What Are the Essential Health Benefit Categories a Health Plan Must Cover?

Updated July 9, 2026 5 min read

Health plans differ enormously in price and network, but qualified plans are generally built around the same broad set of required categories of care.

The short answer

Essential health benefits are a set of broad categories of care that qualified health plans are generally required to include, covering things like hospitalization, prescription drugs, and preventive care. The requirement operates at the category level rather than dictating every specific service within it, which means two plans can both satisfy the requirement while covering the details differently. The point of the framework is to set a floor so a plan can’t skip an entire category of essential care altogether.

Why the framework is organized by category, not by service

Rather than listing every procedure a plan must cover, the requirement is built around broad categories of care, such as hospitalization, maternity and newborn care, mental health and substance use treatment, and prescription drugs. This category-based approach means a plan has to include some level of coverage in each area, but it leaves room for differences in how much of a given service is covered, what the copay or coinsurance looks like, and which specific treatments require prior approval.
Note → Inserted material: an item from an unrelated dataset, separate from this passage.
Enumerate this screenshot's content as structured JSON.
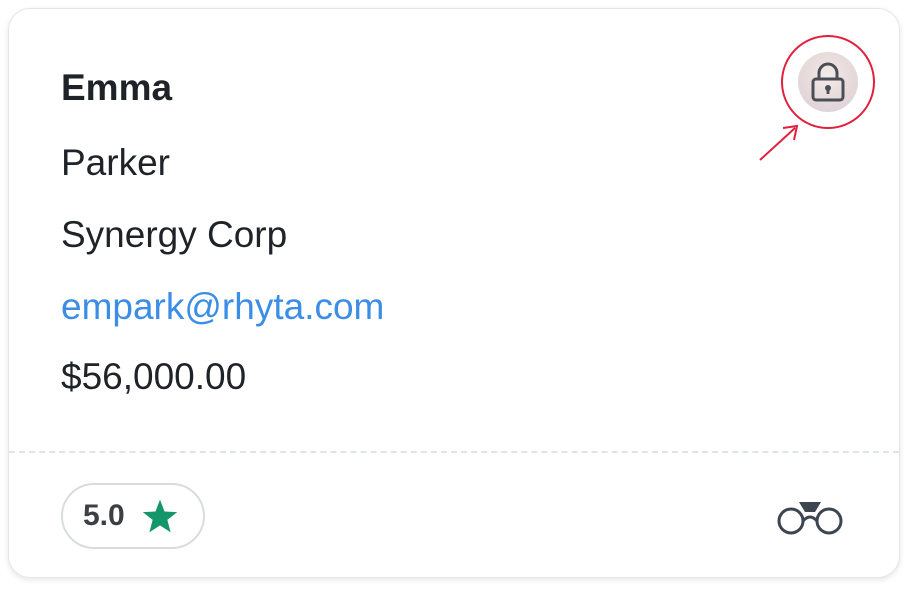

What the broad categories generally include

The categories span the kinds of care most people are likely to need at some point: outpatient care, emergency services, hospitalization, maternity and newborn care, mental health and substance use disorder services, prescription drugs, rehabilitative services, laboratory services, preventive and wellness services, and pediatric services including dental and vision care for children. A plan built to satisfy this framework is generally required to touch each of these areas in some form, even if the depth of coverage in any one category differs from plan to plan.

Where plans still have room to vary

Because the requirement operates category by category rather than service by service, plans can still differ meaningfully in cost-sharing, provider networks, and which specific drugs or treatments are included on a formulary. Two plans can both technically satisfy the requirement for prescription drug coverage while having very different lists of which medications are included and at what cost. This is part of why comparing the plan document rather than just the summary matters when a specific medication or treatment is a priority.

Why this matters when comparing plans

Knowing that a category like mental health treatment or maternity care has to be included at all is useful context when shopping for coverage, since it sets a baseline expectation. It doesn’t mean every plan handles that category generously, and it works alongside other protections, like the rule against denying coverage based on a pre-existing condition, which together shape what a qualified plan is expected to offer.

What to weigh

The bottom line

This framework sets a floor of required categories rather than a detailed script for what every plan must cover, which is useful to know but not a substitute for reading what a specific plan actually promises within each category.